The 2021 Webroot BrightCloud threat report has confirmed what many in the managed services world already know – that they are firmly in the sights of malware attacks.
There have been a number of high-profile attacks recently, highlighting the risks of criminals gaining access to the systems of companies that provide support to customers. Kaseya is the most prominent example of the past three months.
As more customers turn to managed service providers (MSPs) to handle their IT needs, the volume of attacks on those working in the supply chain has increased.
The report showed that those helping to manage customers had been the targets of cyber criminals. “The management of companies and enterprises industry has shown the most significant increase in malware infections – 57% versus the global average – highlighting the fact that technology supply chains are under attack,” the report said.
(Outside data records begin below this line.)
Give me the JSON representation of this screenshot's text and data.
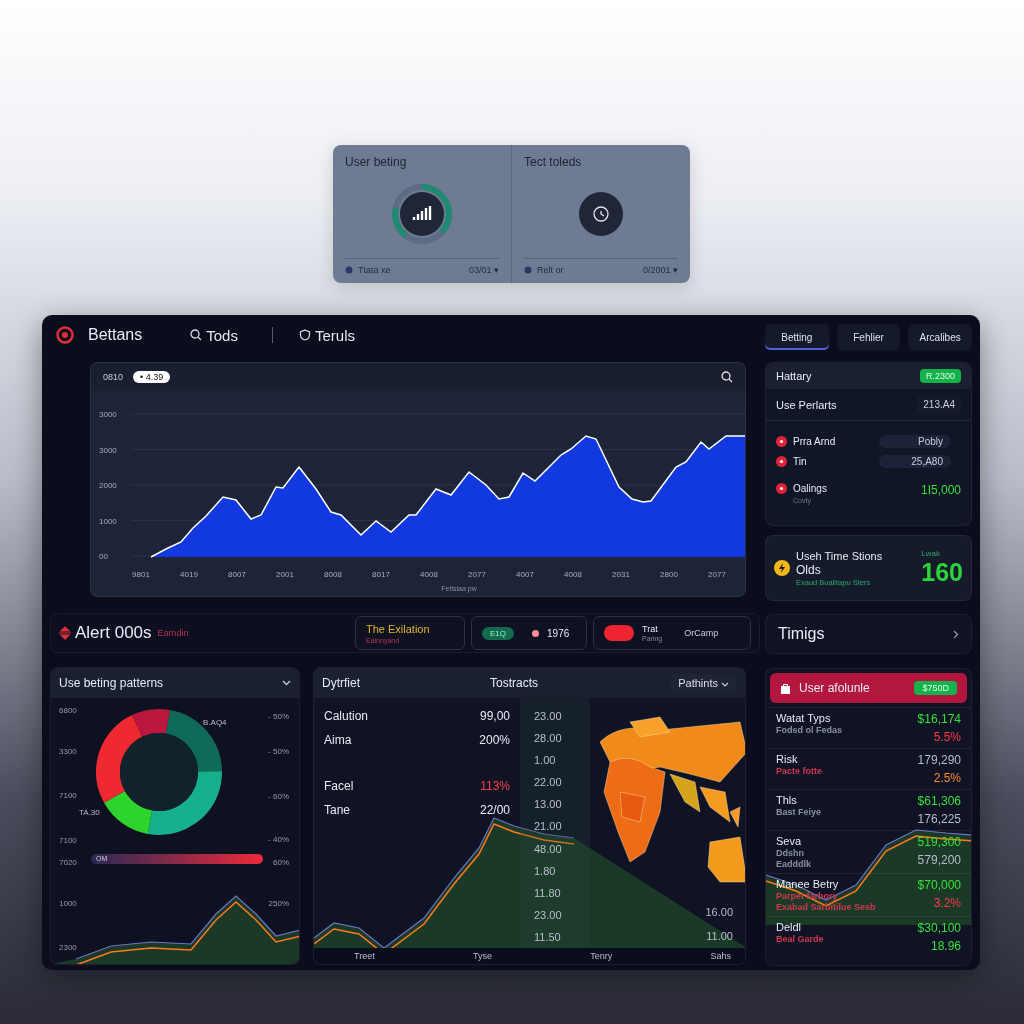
{
  "top_card": {
    "panels": [
      {
        "kind": "gauge",
        "title": "User beting",
        "footer_label": "Ttata xe",
        "footer_value": "03/01 ▾"
      },
      {
        "kind": "plain",
        "title": "Tect toleds",
        "footer_label": "Relt or",
        "footer_value": "0/2001 ▾"
      }
    ]
  },
  "header": {
    "brand": "Bettans",
    "nav": [
      {
        "label": "Tods"
      },
      {
        "label": "Teruls"
      }
    ]
  },
  "main_chart": {
    "label": "0810",
    "badge": "• 4.39",
    "y_axis": [
      "3000",
      "3000",
      "2000",
      "1000",
      "00"
    ],
    "x_axis": [
      "9801",
      "4019",
      "8007",
      "2001",
      "8008",
      "8017",
      "4008",
      "2077",
      "4007",
      "4008",
      "2031",
      "2800",
      "2077"
    ],
    "axis_title": "Fetlsiaa pw"
  },
  "alert_bar": {
    "title": "Alert 000s",
    "subtitle": "Earndin",
    "items": [
      {
        "kind": "text",
        "title": "The Exilation",
        "subtitle": "Ealnnyand"
      },
      {
        "kind": "pill",
        "pill": "E1Q",
        "value": "1976"
      },
      {
        "kind": "toggle",
        "on": true,
        "title": "Trat",
        "subtitle": "Paring",
        "value": "OrCamp"
      }
    ]
  },
  "patterns_panel": {
    "title": "Use beting patterns",
    "left_axis": [
      "6800",
      "3300",
      "7100",
      "7100",
      "7020",
      "1000",
      "2300"
    ],
    "right_axis": [
      "- 50%",
      "- 50%",
      "- 60%",
      "- 40%",
      "60%",
      "250%"
    ],
    "donut_labels": [
      "B.AQ4",
      "TA.30"
    ],
    "bar_label": "OM"
  },
  "transactions_panel": {
    "title": "Dytrfiet",
    "subtitle": "Tostracts",
    "dropdown": "Pathints",
    "rows": [
      {
        "label": "Calution",
        "value": "99,00",
        "alert": false
      },
      {
        "label": "Aima",
        "value": "200%",
        "alert": false
      },
      {
        "label": "Facel",
        "value": "113%",
        "alert": true
      },
      {
        "label": "Tane",
        "value": "22/00",
        "alert": false
      }
    ],
    "column_3": [
      "23.00",
      "28.00",
      "1.00",
      "22.00",
      "13.00",
      "21.00",
      "48.00",
      "1.80",
      "11.80",
      "23.00",
      "11.50"
    ],
    "right_values": [
      "16.00",
      "11.00"
    ],
    "footer": [
      "Treet",
      "Tyse",
      "Tenry",
      "Sahs"
    ]
  },
  "side_tabs": [
    {
      "label": "Betting",
      "selected": true
    },
    {
      "label": "Fehlier",
      "selected": false
    },
    {
      "label": "Arcalibes",
      "selected": false
    }
  ],
  "summary_card": {
    "title": "Hattary",
    "badge": "R.2300",
    "subtitle": "Use Perlarts",
    "subtitle_value": "213.A4",
    "items": [
      {
        "kind": "pill",
        "label": "Prra Arnd",
        "value": "Pobly"
      },
      {
        "kind": "pill",
        "label": "Tin",
        "value": "25,A80"
      },
      {
        "kind": "plain",
        "label": "Oalings",
        "note": "Covty",
        "value": "1I5,000"
      }
    ]
  },
  "time_card": {
    "title": "Useh Time Stions",
    "subtitle": "Olds",
    "note": "Exaud Bualitapu Sters",
    "caption": "Lwak",
    "value": "160"
  },
  "timings": {
    "label": "Timigs"
  },
  "user_card": {
    "title": "User afolunle",
    "badge": "$750D",
    "rows": [
      {
        "label": "Watat Typs",
        "notes": [
          {
            "text": "Fodsd ol Fedas",
            "color": "#8a90a2"
          }
        ],
        "values": [
          {
            "text": "$16,174",
            "color": "#37e03a"
          },
          {
            "text": "5.5%",
            "color": "#ff3b4a"
          }
        ]
      },
      {
        "label": "Risk",
        "notes": [
          {
            "text": "Pacte fotte",
            "color": "#d0384e"
          }
        ],
        "values": [
          {
            "text": "179,290",
            "color": "#b4bccb"
          },
          {
            "text": "2.5%",
            "color": "#ff8a2a"
          }
        ]
      },
      {
        "label": "Thls",
        "notes": [
          {
            "text": "Bast Feiye",
            "color": "#8a90a2"
          }
        ],
        "values": [
          {
            "text": "$61,306",
            "color": "#37e03a"
          },
          {
            "text": "176,225",
            "color": "#b4bccb"
          }
        ]
      },
      {
        "label": "Seva",
        "notes": [
          {
            "text": "Ddshn",
            "color": "#8a90a2"
          },
          {
            "text": "Eadddlk",
            "color": "#8a90a2"
          }
        ],
        "values": [
          {
            "text": "519,300",
            "color": "#37e03a"
          },
          {
            "text": "579,200",
            "color": "#b4bccb"
          }
        ]
      },
      {
        "label": "Manee Betry",
        "notes": [
          {
            "text": "Parpet farbory",
            "color": "#d0384e"
          },
          {
            "text": "Exabad Sarbitilue Sesb",
            "color": "#d0384e"
          }
        ],
        "values": [
          {
            "text": "$70,000",
            "color": "#37e03a"
          },
          {
            "text": "3.2%",
            "color": "#ff3b4a"
          }
        ]
      },
      {
        "label": "Deldl",
        "notes": [
          {
            "text": "Beal Garde",
            "color": "#d0384e"
          }
        ],
        "values": [
          {
            "text": "$30,100",
            "color": "#37e03a"
          },
          {
            "text": "18.96",
            "color": "#37e03a"
          }
        ]
      }
    ]
  }
}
Other targets have included the oil, gas and mining sector, up 47% in 2021, along with manufacturing and retail, with a 32% year-on-year hike.
The report also exposed a problem with security practices, finding that 49% of business devices that had been attacked sustaining another infection because hygiene was not robust enough.
Grayson Milbourne, Webroot
“People aren’t learning from their cyber mistakes and, more concerning, they aren’t equipped with knowledge on how to prevent repeat mistakes. Organisations must take ownership of the issue and do all they can in leading their people to improve security awareness, knowledge and habits,” said Grayson Milbourne, security intelligence director at Webroot.
The firm advised suppliers and customers to improve their security posture and hygiene to make life harder for those trying to infect their systems.
The Webroot warnings coincided with findings released by connected device security player Ordr in its Rise of the Machines 2021 report, which found that there were gaps left by users for criminals to exploit.
One of the main problems, it said, was the number of users still using outdated systems that lacked the highest security defences. The firm found there was a dogged number (19%) of deployments being run on Windows 7 machines or older and 34% on Windows 8 machines.
The problem was particularly acute in the healthcare sector, where 15% of medical devices and 32% of medical imaging devices were found to be running on outdated operating systems.
“Once again, we found an astonishing and worrisome number of vulnerabilities and risks in connected devices, which is a crucial reminder that organisations must have comprehensive visibility as well as security for everything connecting to their networks,” said Ordr CEO Greg Murphy. “As the number of connected devices climbs, the number and sophistication of attacks targeting them will grow.”